The real issue, though, is how to produce product to the customer’s requirements. It isn’t about control parameters at all. We’ve progressed from analog loop monitoring to plant optimization and asset management on the strength of increasingly robust and less costly tools and strategies. Now it only remains to make it all pay.
“AFTER THE LOOP, WHAT?”
e are taught to think in terms of classical control loops â¦ sensor, controller, control element, but recent developments in advanced process control seem to indicate that Mark Albert’s metaphor of a spider web may be more accurate than the conventional loop metaphor we’ve been accustomed to. Should we be thinking up a new metaphor for control other than loops? What would it be?
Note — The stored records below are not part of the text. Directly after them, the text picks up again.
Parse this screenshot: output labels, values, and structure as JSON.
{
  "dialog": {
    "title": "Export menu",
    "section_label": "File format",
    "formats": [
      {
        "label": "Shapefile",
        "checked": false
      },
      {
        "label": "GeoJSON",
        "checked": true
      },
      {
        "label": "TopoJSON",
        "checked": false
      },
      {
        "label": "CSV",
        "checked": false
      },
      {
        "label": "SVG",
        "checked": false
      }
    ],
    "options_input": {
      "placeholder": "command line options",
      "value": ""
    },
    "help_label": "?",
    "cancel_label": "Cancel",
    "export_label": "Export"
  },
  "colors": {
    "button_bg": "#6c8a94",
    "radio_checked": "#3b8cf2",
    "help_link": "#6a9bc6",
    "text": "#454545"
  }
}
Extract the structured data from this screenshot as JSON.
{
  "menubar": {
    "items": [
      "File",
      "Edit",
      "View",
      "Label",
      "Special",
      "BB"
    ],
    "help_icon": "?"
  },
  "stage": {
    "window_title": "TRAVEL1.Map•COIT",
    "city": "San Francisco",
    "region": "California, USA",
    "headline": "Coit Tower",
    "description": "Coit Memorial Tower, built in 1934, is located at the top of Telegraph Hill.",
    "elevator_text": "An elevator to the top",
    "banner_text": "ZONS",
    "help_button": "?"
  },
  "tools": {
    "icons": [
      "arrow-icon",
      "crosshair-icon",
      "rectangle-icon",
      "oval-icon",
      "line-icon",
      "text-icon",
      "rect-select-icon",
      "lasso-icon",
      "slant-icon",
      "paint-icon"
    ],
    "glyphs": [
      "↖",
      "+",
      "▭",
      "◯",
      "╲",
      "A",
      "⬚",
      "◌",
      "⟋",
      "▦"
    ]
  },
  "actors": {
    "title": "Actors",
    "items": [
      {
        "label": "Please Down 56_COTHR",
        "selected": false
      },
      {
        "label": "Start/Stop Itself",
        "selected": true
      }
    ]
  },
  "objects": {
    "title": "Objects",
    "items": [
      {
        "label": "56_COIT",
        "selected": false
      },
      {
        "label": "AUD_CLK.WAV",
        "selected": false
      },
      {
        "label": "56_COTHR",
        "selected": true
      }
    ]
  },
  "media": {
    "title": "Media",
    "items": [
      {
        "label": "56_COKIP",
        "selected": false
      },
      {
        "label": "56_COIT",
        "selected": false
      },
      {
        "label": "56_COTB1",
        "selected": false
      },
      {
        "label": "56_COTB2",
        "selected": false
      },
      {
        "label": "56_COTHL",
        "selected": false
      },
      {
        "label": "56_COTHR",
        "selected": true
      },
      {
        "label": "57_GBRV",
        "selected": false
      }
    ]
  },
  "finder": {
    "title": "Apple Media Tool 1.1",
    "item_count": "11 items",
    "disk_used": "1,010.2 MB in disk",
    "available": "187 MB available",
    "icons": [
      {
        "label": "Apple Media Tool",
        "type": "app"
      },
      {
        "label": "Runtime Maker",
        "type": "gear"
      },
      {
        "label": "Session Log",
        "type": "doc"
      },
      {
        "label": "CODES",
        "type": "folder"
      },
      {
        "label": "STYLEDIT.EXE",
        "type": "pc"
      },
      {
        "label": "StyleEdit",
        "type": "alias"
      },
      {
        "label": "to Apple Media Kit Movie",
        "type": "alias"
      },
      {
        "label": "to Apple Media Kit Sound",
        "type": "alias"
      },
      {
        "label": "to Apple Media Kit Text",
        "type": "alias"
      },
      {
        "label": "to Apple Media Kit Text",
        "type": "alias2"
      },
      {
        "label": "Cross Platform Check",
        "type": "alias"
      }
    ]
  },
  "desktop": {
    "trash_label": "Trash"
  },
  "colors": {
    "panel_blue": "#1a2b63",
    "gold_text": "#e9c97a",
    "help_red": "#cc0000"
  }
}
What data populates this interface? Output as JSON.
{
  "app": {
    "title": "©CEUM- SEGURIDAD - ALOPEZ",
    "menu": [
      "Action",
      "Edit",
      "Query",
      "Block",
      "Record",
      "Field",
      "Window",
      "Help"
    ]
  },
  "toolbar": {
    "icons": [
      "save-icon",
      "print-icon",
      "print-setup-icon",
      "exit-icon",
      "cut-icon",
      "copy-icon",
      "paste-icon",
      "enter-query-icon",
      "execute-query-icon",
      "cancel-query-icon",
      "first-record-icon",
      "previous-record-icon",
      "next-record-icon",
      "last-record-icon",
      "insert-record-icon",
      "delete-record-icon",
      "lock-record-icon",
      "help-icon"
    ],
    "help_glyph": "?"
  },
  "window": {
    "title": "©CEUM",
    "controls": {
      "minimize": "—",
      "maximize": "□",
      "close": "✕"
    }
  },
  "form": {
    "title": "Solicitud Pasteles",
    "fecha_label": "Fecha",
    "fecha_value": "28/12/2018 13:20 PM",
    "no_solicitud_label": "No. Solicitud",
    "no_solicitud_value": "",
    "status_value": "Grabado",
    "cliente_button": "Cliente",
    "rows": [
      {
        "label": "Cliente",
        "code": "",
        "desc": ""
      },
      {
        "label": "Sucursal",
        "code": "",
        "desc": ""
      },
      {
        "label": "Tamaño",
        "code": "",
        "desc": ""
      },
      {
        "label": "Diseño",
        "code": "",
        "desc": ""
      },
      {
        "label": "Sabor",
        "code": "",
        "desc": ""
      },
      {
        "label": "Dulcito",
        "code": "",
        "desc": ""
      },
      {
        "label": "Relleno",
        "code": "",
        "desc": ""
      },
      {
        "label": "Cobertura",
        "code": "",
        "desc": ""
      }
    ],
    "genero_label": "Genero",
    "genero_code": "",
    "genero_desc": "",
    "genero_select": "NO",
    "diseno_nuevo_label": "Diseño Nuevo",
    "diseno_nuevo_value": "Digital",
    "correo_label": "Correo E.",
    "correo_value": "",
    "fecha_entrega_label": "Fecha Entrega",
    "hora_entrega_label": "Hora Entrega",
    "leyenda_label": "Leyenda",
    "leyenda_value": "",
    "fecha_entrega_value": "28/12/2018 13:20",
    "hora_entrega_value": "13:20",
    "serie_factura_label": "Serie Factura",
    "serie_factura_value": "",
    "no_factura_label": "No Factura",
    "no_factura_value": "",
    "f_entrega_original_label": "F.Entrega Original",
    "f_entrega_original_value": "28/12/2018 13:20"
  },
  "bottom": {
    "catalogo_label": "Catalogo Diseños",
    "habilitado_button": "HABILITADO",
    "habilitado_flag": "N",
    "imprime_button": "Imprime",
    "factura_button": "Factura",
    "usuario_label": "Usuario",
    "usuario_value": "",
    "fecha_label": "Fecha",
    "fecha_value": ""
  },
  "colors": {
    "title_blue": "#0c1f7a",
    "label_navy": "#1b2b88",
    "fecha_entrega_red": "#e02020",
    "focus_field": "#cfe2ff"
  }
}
Greg McMillan suggests, “’unit operation control.’ Ultimately what you want to do is improve the control of a unit operation such as a heat exchanger, evaporator, crystallizer, fermentor, reactor and distillation column, which are all unit operations.” This is the difference between the way a process engineer thinks and the way a control engineer does. “For a process engineer it is natural to think in terms of these unit operations but control engineers are focused on individual measurements and loops.”
Diana Bouchard says that there are already metaphors in use that we might adopt more widely. “One metaphor that is already in existence,” she says, “is feed-forward model control. This will become important because many processes are evolving towards faster throughput, minimal delay time in tanks, and faster response to upsets in the interest of faster throughput and meeting more demanding quality specifications. In these processes, you will not have time for a pure feedback loop to work. You are not going to be allowed to make 70 tons of bad paper before you find out you had a problem.”
Jonathan Pollet, founder and CEO of PlantData Technologies, says, “Instead of looking at process control one loop at a time, it would be better if we could call it Total Process Management. Operations is not really concerned about watching the condition of one particular PID loop, but more importantly, how all of the contributing process control loops have an effect on the overall process. Logging data out of the control system into database systems allows the control system data to be aggregated with data from other sources, like inventory levels, raw material usage, maintenance systems, and more. When operations teams can set the “Big Picture” then we find that companies are able to really make strides in removing wasted materials and time out of their processes. We need to remove the notion of silo applications like SCADA, DCS, PLC, Maintenance Systems, Inventory Systems, Sales/Marketing Systems, and come up with a better way to integrate all of these into an intelligent Process Management System.”